The policies included a “mitigation” order in December 2020, which suspended extracurricular activities and sports temporarily.

The district is seeking a permanent injunction that would prevent state officials from imposing similar policies in the future.

In an opinion released Monday, Oct. 3, the court overruled five preliminary objections submitted by the state, which had hoped that the case would be dismissed.

The objections generally argued that according to state laws and codes, state officials did not usurp the powers of school districts or the legislature in making the COVID policies. The state argued that the case is moot because most of the policies have expired.

The court noted that one part of the policies has not technically expired, and nothing in recent changes to Pennsylvania law necessarily prevents these kinds of orders from being issued over future crises. Therefore, the case is not moot, and can continue.

King said the decision was a “big deal” and a potentially significant opinion.

“It’s important to get a decision as to whether the governor, secretary of health and secretary of education have the powers over school boards that they say they have,” King said. “We don’t think they do, and we think this decision is a very important step in reinforcing the power of school boards to make these decisions.”

Case specifics

The court agreed unanimously to reject all objections other than objection IV, which argued that the “mitigation” orders suspending sporting events and in-person extracurricular activities for a three-week period were a proper exercise of the commonwealth’s police powers, and did not “unlawfully usurp the powers of the General Assembly or local school boards.”

While a majority of the judges did reject objection IV, Judges Ellen Ceisler, Lori Dumas and Michael Wojcik disagreed with the majority, arguing that because of recent state constitutional amendments, the concern that the governor could extend an emergency indefinitely is now no longer an issue.

In her dissenting opinion, Ceisler noted that once the governor declares a disaster emergency, “the emergency code grants him expansive emergency management powers, including the power to issue executive orders that shall have the force and effect of law.”

“It is evident from these provisions that the General Assembly intended that the Governor — not state agencies or local school boards — has the ultimate decision-making authority when it comes to managing a disaster emergency in our Commonwealth,” Ceisler’s opinion read.
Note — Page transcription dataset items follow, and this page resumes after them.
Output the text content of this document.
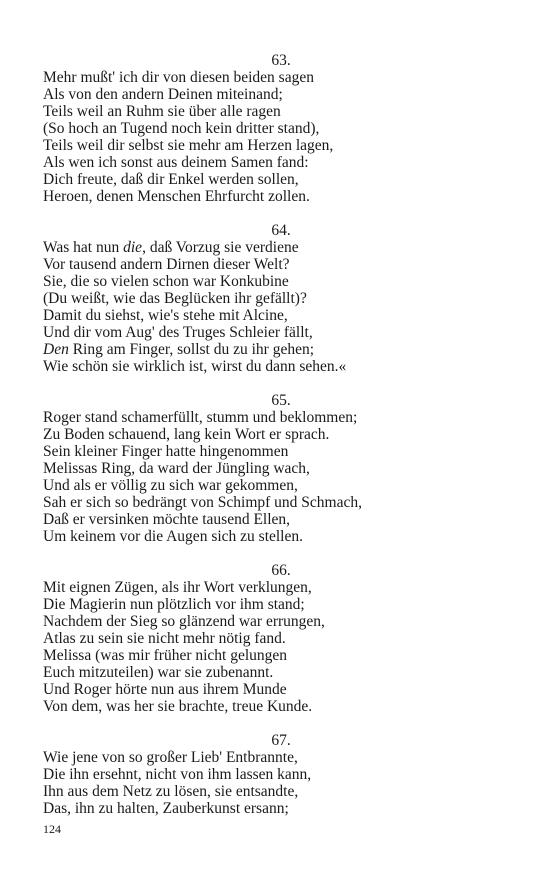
63.
Mehr mußt' ich dir von diesen beiden sagen
Als von den andern Deinen miteinand;
Teils weil an Ruhm sie über alle ragen
(So hoch an Tugend noch kein dritter stand),
Teils weil dir selbst sie mehr am Herzen lagen,
Als wen ich sonst aus deinem Samen fand:
Dich freute, daß dir Enkel werden sollen,
Heroen, denen Menschen Ehrfurcht zollen.
64.
Was hat nun die, daß Vorzug sie verdiene
Vor tausend andern Dirnen dieser Welt?
Sie, die so vielen schon war Konkubine
(Du weißt, wie das Beglücken ihr gefällt)?
Damit du siehst, wie's stehe mit Alcine,
Und dir vom Aug' des Truges Schleier fällt,
Den Ring am Finger, sollst du zu ihr gehen;
Wie schön sie wirklich ist, wirst du dann sehen.«
65.
Roger stand schamerfüllt, stumm und beklommen;
Zu Boden schauend, lang kein Wort er sprach.
Sein kleiner Finger hatte hingenommen
Melissas Ring, da ward der Jüngling wach,
Und als er völlig zu sich war gekommen,
Sah er sich so bedrängt von Schimpf und Schmach,
Daß er versinken möchte tausend Ellen,
Um keinem vor die Augen sich zu stellen.
66.
Mit eignen Zügen, als ihr Wort verklungen,
Die Magierin nun plötzlich vor ihm stand;
Nachdem der Sieg so glänzend war errungen,
Atlas zu sein sie nicht mehr nötig fand.
Melissa (was mir früher nicht gelungen
Euch mitzuteilen) war sie zubenannt.
Und Roger hörte nun aus ihrem Munde
Von dem, was her sie brachte, treue Kunde.
67.
Wie jene von so großer Lieb' Entbrannte,
Die ihn ersehnt, nicht von ihm lassen kann,
Ihn aus dem Netz zu lösen, sie entsandte,
Das, ihn zu halten, Zauberkunst ersann;
124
“I believe the emergency code gave the governor the authority to issue the mitigation order to control the spread of COVID-19 in our schools during the height of the pandemic.”

In deciding to reject objection II, which argued that the “attestation order” — a requirement to submit a health and safety plan and follow COVID policies — was permitted by the Administrative Code and the Disease Prevention and Control Law of 1955, the court cited the state Supreme Court decision Corman v. Acting Secretary of the Pennsylvania Department of Health. The Corman decision overturned the state school mask mandate in the fall of 2021.

“The Supreme Court in Corman concluded that the non-emergency measures available to the Secretary of Health to control disease under the DPCL and the Administrative Code are ‘limited to those adopted by formal rule and regulation,’” the opinion reads.

“(Corman) did hold that the Secretary of Health’s powers under the DPCL and the Administrative Code are not unlimited, and may not, in ordinary instances, circumvent the ordinary rulemaking process.”

What’s next

The next step in the case would be a discovery process, King said. The court will schedule a conference to establish a trial date, though this conference has not yet been scheduled. King expects to see a trial “within the next six to nine months.”

“What the trial would decide is whether or not the attestation form, which is required of any district in the state, has any validity at all,” King said. “This case is all about confirming the power of the school directors as against the governor, secretary of education, and secretary of health.”